You are viewing a plain text version of this content. The canonical link for it is here.
Posted to users@pdfbox.apache.org by alexander sulz <a....@digiconcept.net> on 2011/07/20 15:50:20 UTC

unparseable PDF with 1.6.0

Hello!

While indexing PDF's with solr I stumbled upon one copy which threw an
"Unexpected RuntimeException from 
org.apache.tika.parser.pdf.PDFParser@b9b618"
I've used tika version 0.9 stable (uses pdfbox 1.4). [1]
I also tried and the latest stable version of pdfbox 1.6.0 [2] which 
throws many errors.
Should I upload that PDF somwhere?
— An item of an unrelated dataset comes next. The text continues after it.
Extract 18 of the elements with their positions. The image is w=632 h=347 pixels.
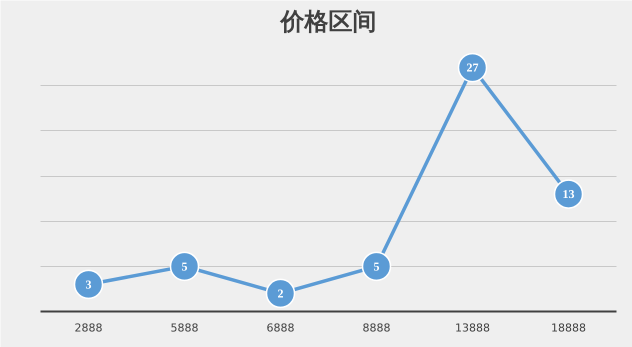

If yes, where?
Btw I can open and read the PDF in Adobe Reader just fine.

regards
  alex

[1] stacktrace.txt  -> tika 0.9 (pdfbox 1.5.0)
[2] stacktrace2.txt -> pdfbox 1.6.0

Re: unparseable PDF with 1.6.0

Posted by Andreas Lehmkuehler <an...@lehmi.de>.
Hi,

Am 20.07.2011 15:50, schrieb alexander sulz:
> Hello!
>
> While indexing PDF's with solr I stumbled upon one copy which threw an
> "Unexpected RuntimeException from org.apache.tika.parser.pdf.PDFParser@b9b618"
> I've used tika version 0.9 stable (uses pdfbox 1.4). [1]
> I also tried and the latest stable version of pdfbox 1.6.0 [2] which throws many
> errors.
> Should I upload that PDF somwhere? If yes, where?
Please, create an issue on JIRA [1] and attach the pdf in question.

> Btw I can open and read the PDF in Adobe Reader just fine.
>
> regards
> alex
>
> [1] stacktrace.txt -> tika 0.9 (pdfbox 1.5.0)
> [2] stacktrace2.txt -> pdfbox 1.6.0

TIA
Andreas Lehmkühler

[1] https://issues.apache.org/jira/browse/PDFBOX